The Pinnacle – Part 2

Below you will find further responses to the question “What would you consider the pinnacle of the comics medium?” as answered by a few of my favourite bloggers. Please see yesterday’s post for further explanation.

Johnny Bacardi

I liked Watchmen the comic quite a lot, but I’m not even sure if I’d consider it Moore’s best, let alone a pinnacle of anything! It certainly has been influential, though, for good or ill.

If I had to name something which would serve as a better example, I’d probably say Eisner’s Spirit stories from the late 40’s, with their cinematic techniques and good storytelling, just for me personally. I’d also perhaps mention Chaykin’s American: Flagg, or some of the great stories that came from EC via Kurtzman, Elder, and others.

As always, I’ll probably think of something better just as soon as I send this!

Steven – I Was Ben

I suppose it was inevitable that after asking such a tough question I would be coerced by numerous respondents into facing the horror myself. Fair’s fair.

When I asked the question, I left the parameters intentionally broad. I didn’t care whether the participant chose a 50-year run on a newspaper strip or one panel from a mini-comic, and I also hoped that the responses would inadvertently point to what people find most important in the work they read. Using myself as an example, the older I get the more I’m drawn to work in all forms of art that make their point in the simplest, most direct way possible, where before clever construction or a decent high concept would be enough to turn my head.

Like most everyone else who answered my question, I had a number of candidates that could be number one given how I feel on any given day, from Bill Mauldin’s Willie and Joe to Jules Feiffer’s Sick, Sick, Sick, but I have to go with my gut and choose Peanuts by Charles Schulz.

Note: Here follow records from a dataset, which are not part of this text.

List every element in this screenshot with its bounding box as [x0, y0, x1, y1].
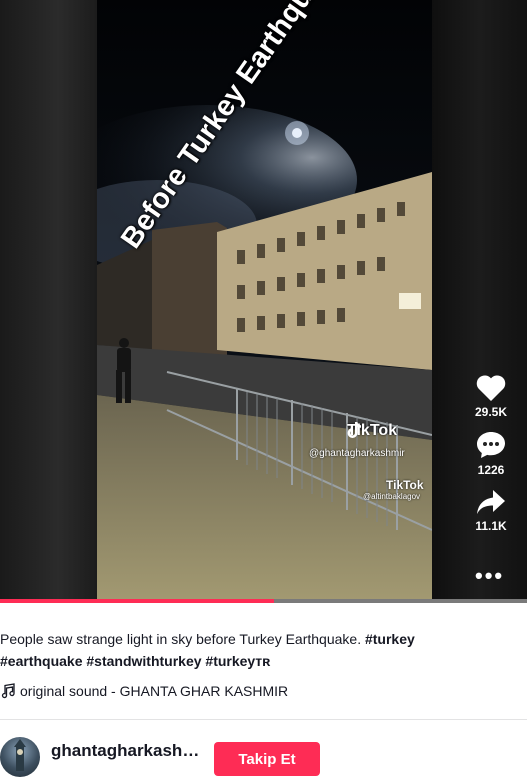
comment-button[interactable]: 1226 — [462, 431, 520, 477]
hashtag-link[interactable]: #turkeyᴛʀ — [205, 653, 270, 669]
comment-icon — [477, 432, 505, 458]
hashtag-link[interactable]: #earthquake — [0, 653, 82, 669]
caption-text: People saw strange light in sky before T… — [0, 631, 365, 647]
hashtag-link[interactable]: #standwithturkey — [86, 653, 201, 669]
comment-count: 1226 — [477, 463, 505, 477]
tiktok-watermark: TikTok — [347, 422, 397, 440]
tiktok-logo-icon — [347, 422, 361, 438]
divider — [0, 719, 527, 720]
share-arrow-icon — [477, 490, 505, 514]
author-username[interactable]: ghantagharkashmir — [51, 741, 207, 761]
video-frame[interactable]: Before Turkey Earthquake TikTok @ghantag… — [97, 0, 432, 603]
avatar[interactable] — [0, 737, 40, 777]
like-button[interactable]: 29.5K — [462, 374, 520, 419]
clock-tower-image — [14, 739, 26, 771]
video-scene — [97, 0, 432, 603]
progress-bar-fill — [0, 599, 275, 603]
tiktok-watermark-secondary-user: @altintbaklagov — [363, 492, 421, 501]
video-player[interactable]: Before Turkey Earthquake TikTok @ghantag… — [0, 0, 527, 603]
follow-button[interactable]: Takip Et — [214, 742, 320, 776]
hashtag-link[interactable]: #turkey — [365, 631, 415, 647]
tiktok-watermark-secondary-brand: TikTok — [386, 478, 424, 492]
music-note-icon — [1, 683, 15, 699]
video-blur-backdrop-left — [0, 0, 97, 603]
video-caption: People saw strange light in sky before T… — [0, 628, 500, 672]
music-label: original sound - GHANTA GHAR KASHMIR — [20, 683, 289, 699]
progress-bar[interactable] — [0, 599, 527, 603]
more-options-icon[interactable]: ••• — [475, 563, 504, 589]
share-button[interactable]: 11.1K — [462, 489, 520, 533]
tiktok-watermark-secondary: TikTok — [386, 478, 424, 492]
heart-icon — [476, 375, 506, 401]
like-count: 29.5K — [474, 405, 508, 419]
music-link[interactable]: original sound - GHANTA GHAR KASHMIR — [0, 683, 288, 699]
tiktok-watermark-user: @ghantagharkashmir — [309, 448, 405, 459]
action-bar: 29.5K 1226 11.1K — [462, 374, 520, 545]
share-count: 11.1K — [475, 519, 507, 533]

Attempting to explain the voodoo that Schulz uses on me is beyond my meagre capabilities. Suffice it to say that if my life as an amateur cartoonist and professional animator can be considered an education in visual literacy, Peanuts would be the grammar lessons, those baseline rules that all others depend upon.

Brian – Comics Should Be Good

Geez, Steven, I’d love to help, but I honestly do not know if I can think of one comic that I would choose as the pinnacle of the medium, except to note that I would likely agree that whatever the pinnacle is, it is not Watchmen (while noting that Watchmen is, of course, really, really good).

But that’s not a fun answer, now is it? How about I try to think of a work that I think is better than Watchmen? That sort of satisfies the “showing the variety of great works out there” aspect of the question, right?

Of course, I might not be showing very much variety, because the work that instantly comes to mind when I think of a comic work better than Watchmen is the similarly hyped Maus. In Maus, I feel art Spiegelman tells a more powerful story than the one that Moore tells in the Watchmen, and not only is it more powerful, but I think it is more universal of a story, as well, which is an impressive combination.

The visceral connection that Spiegelman gets across in his re-telling of his father’s World War II experiences is stunning, especially as the work goes on and the reader sees the story become more and more about the telling of the story from father to son than simply the story itself (as fascinating as that story may be). Once you get to the second part of Maus and add in Spiegelman’s additional feelings about how the first part of Maus has been received so far, and suddenly you have a work that is about a man reacting to other people’s reading of his story about how he and his father to his father telling him the story about his father’s life during the war. How strikingly multi-layered can you get?

Add in some evocative artwork (which maintains humanity while drawing people as anthropomorphic animals), and you have one of the greatest works in comic book history, and well deserving of the special Pulitzer Prize created to recognize its quality in 1992.

Steve again. Thanks to today’s respondents, Johnny and Brian, for pitching in with such astute responses. If you could, please consider checking out their respective blogs. I guarantee you won’t be disappointed. If you’d like to add your own choice for the absolute best comics work ever, please let us know in the comments below. Thanks!

Illustration from Maus; A Survivor’s Tale by Art Spiegelman

2 Responses to “The Pinnacle – Part 2”

  1. Nikki Says:

    Fun post(s), Steven! When I meet people that aren’t familiar with comics/graphic novels or that kind of look down their noses at the genre, I always recommend a reading of Maus and/or Bone. Both take what appears to be children’s stories (mice! cute non-specific animal people!) and turn it around to become mesmerizing ride into the personal.

  2. Steven Says:

    Thanks, Nikki! All credit to the kind bloggers who answered the call.

    I think there is a distinction between accessible work and the best of comics, though I can appreciate that they often overlap.